The good news is Montana’s high-tech sector is growing faster than any other state’s, adding more than 1,000 jobs in 2001,
according to Cyberstates 2002, a study conducted by the American Electronic Association.

By Christina Quinn, IR Business Writer

The bad news is, even with the extra employment, Montana ranks 50th, ahead of only Alaska and Wyoming, in number of high-tech
workers when Puerto Rico and Washington D.C. are included in the study. About 7,400 Montanans produce high-tech products, a 17
percent growth from the previous year, according to the report.

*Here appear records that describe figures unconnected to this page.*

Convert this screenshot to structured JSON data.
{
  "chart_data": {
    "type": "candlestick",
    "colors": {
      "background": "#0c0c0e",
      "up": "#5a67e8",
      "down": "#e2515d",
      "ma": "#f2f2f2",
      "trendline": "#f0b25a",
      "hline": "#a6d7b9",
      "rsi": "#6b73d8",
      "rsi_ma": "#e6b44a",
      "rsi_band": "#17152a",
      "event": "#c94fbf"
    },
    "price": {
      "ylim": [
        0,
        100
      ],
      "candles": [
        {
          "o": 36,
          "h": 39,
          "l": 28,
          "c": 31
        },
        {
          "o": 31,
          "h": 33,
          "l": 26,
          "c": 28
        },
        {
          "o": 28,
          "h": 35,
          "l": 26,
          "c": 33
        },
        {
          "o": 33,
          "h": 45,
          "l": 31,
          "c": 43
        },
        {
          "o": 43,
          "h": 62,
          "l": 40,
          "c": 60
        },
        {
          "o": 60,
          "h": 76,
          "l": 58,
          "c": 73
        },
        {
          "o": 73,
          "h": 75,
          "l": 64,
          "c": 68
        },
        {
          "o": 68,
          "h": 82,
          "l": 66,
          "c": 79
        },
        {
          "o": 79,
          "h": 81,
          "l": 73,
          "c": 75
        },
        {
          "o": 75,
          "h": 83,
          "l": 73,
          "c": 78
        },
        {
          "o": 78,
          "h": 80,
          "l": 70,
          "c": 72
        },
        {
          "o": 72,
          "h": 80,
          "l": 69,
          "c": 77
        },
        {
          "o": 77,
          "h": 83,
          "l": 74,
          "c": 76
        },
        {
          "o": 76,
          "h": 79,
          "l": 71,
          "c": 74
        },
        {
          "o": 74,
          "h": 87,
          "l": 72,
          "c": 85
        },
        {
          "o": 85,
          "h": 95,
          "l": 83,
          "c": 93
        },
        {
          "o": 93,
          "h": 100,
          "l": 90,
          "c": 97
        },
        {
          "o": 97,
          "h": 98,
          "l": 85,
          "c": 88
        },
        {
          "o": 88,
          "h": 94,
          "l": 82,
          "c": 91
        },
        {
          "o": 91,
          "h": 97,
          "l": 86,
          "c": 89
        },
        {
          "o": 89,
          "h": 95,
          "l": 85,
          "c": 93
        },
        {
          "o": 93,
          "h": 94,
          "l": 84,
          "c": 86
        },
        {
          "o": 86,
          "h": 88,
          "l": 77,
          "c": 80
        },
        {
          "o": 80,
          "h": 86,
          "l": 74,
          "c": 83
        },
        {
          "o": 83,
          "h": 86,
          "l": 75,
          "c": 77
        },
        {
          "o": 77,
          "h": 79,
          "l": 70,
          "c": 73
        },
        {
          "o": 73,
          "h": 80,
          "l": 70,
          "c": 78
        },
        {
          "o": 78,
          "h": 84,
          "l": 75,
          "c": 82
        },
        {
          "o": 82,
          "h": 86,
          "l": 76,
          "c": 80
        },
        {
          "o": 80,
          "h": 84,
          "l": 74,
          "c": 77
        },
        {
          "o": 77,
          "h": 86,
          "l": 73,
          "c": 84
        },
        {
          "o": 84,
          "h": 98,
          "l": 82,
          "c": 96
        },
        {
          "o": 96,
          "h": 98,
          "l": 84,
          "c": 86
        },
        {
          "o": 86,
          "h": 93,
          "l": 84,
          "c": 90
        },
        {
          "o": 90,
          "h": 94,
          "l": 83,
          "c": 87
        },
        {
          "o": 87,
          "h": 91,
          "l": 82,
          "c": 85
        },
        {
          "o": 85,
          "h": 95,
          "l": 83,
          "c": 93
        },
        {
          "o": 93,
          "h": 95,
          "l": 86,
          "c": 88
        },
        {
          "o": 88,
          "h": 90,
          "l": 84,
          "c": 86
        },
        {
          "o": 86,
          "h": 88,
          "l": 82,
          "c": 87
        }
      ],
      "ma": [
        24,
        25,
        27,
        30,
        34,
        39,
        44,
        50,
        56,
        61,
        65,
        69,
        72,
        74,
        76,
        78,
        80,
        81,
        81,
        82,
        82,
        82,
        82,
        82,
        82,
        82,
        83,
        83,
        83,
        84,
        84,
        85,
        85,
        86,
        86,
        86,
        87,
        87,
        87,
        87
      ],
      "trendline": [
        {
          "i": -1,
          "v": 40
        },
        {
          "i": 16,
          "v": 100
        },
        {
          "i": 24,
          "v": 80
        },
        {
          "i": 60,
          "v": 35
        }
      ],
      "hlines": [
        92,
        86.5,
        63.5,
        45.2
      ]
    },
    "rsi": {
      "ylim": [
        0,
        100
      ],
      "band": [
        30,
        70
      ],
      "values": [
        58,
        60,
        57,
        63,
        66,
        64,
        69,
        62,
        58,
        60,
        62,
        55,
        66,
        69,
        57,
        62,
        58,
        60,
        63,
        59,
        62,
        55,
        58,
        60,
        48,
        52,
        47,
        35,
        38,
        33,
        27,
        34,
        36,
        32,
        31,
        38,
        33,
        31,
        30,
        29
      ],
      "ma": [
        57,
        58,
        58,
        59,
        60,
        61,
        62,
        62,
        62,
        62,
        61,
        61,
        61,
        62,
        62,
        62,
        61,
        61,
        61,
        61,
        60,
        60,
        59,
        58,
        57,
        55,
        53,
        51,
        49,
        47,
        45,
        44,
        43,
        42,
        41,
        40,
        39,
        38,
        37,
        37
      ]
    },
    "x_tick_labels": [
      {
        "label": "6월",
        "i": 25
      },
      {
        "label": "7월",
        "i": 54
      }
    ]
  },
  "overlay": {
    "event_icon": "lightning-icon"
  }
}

“It’s kind of a good-news, bad-news thing. The good news is that we added 1,000 jobs but the bad news is we were able to have
such a big percent increase,” said Dave Gibson, the state’s chief economic advisor. “We need to build that base, so, when we add
1,000 jobs, we have a 3 percent growth not 17 percent.”

The study is based on jobs that produce high-tech products such as airplane parts for Summit Design and Manufacturing or
long-distance telephone service for Touch America, according to Dennis Sienko, executive director of the American Electronic
Association-Midwest Council.

The growth in this industry should be encouraging to Montanans, Sienko said. In Montana, these jobs pay $36,800 a year as
opposed to Montana’s average pay of $23,000, he said. The jobs also tend to be export-based; thus workers produce a product, sell
it out of state and bring new money to Montana. High-tech products make up about 4 percent of Montana’s exports, according to
Sienko.

“The trend (in Montana) is definitely in the direction of getting more and more of these companies and these kinds of jobs,” Sienko
said. “I think we’re just on the cusp of where quality of life plays a role in where you are going to be.”

From 1995 to 2001, Montana’s tech-producing sector grew 110 percent from 3,513 jobs. Nationally, these jobs increased by 40
percent.
The national growth slowed, however, to 1 percent in 2001 when 20 states lost jobs in the high-tech industry.
The study did not include government, finance or education workers, or dot.com jobs. The numbers are based on government
statistics.

“The bottom line is we need to grow a lot of sectors in Montana,” Gibson said. “We’re always in the bottom third when it comes to
ways of measuring the economy, and that’s got to change.”